A refreshing—at times inspirational—debut collection about hard-working people trying to do the right thing.
Parrish’s Red Stick Men are blue-collar folk living along the lower Mississippi. Their lives are buffeted by high water, high winds, and the ups and downs of the oil industry. (“Red Stick” is a nickname for Baton Rouge, referring to a bloodstained tree used by Indians as a tribal boundary.) “It Pours” is a charming coming-of-age story about a preteen named Jeb, who learns about his father’s strengths and weaknesses as flood waters creep up their street. In “Complicity,” after being warned not to fight with the “confused” boy living next door, he becomes confused himself as the boy’s policeman father beats up his wife and blames it on “a nigra man.” Jeb learns even more about abuse and bigotry when a family of poor Cajuns moves into the neighborhood (“Bonnie Ledet”). In “Hardware Man,” Jeb’s older brother Bob, after a series of failed jobs, is working for seven bucks an hour at Leenks hardware store when an explosion at the nearby refinery brings bitter memories of his mother’s death. In “Exterminator,” Bob, now fighting termites and cockroaches for a living, encounters an old flame who’s been roughed up by her new boyfriend.

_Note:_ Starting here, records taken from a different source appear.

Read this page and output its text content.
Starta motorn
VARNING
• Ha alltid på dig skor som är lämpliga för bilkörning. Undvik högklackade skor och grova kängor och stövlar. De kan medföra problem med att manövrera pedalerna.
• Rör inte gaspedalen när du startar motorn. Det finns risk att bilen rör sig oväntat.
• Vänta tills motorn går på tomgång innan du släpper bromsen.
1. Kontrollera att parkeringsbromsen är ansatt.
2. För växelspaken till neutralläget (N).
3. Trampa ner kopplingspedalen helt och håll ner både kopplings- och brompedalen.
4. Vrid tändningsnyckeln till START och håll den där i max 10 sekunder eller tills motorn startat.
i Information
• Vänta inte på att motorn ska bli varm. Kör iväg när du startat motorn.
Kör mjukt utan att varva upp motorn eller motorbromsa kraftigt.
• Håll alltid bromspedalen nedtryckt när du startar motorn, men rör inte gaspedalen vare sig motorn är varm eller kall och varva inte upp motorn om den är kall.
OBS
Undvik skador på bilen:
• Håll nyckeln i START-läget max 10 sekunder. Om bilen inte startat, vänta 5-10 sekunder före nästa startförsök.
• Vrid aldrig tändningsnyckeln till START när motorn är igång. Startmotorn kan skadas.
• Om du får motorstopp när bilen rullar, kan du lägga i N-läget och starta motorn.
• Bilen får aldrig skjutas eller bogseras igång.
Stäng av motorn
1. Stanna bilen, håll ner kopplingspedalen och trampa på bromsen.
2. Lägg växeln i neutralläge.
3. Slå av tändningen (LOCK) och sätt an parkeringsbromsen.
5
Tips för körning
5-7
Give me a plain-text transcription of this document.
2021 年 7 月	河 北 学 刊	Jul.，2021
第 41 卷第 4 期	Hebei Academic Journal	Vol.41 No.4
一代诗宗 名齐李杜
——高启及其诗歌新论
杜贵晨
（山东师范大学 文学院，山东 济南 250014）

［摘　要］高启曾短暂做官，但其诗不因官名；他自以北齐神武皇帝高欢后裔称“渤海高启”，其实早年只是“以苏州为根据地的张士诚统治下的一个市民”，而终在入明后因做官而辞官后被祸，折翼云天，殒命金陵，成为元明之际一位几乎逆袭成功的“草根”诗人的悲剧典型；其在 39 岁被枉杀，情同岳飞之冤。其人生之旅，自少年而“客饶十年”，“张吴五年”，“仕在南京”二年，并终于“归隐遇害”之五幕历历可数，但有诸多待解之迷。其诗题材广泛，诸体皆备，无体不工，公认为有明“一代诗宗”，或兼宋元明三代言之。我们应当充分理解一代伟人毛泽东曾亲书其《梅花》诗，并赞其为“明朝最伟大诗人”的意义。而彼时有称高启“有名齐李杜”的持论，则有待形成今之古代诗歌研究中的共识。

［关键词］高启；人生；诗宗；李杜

In “Free Fall,” a welder considers jumping to his death, while in “The Smell of a Car,” a foreman gets involved in the lives of total strangers when he witnesses the shotgun killing of a truck driver. “After the River” is a bizarre, Dali-esque story about Louisiana being washed away by the angry Mississippi.
Parrish covers a lot of ground—the ’60s, ’70s, ’80s; the wars in Vietnam, Panama, and the Persian Gulf; bigotry, violence, and the forces of nature—but at the heart of every story is the very familiar human need for love, respect, and understanding. Fine work.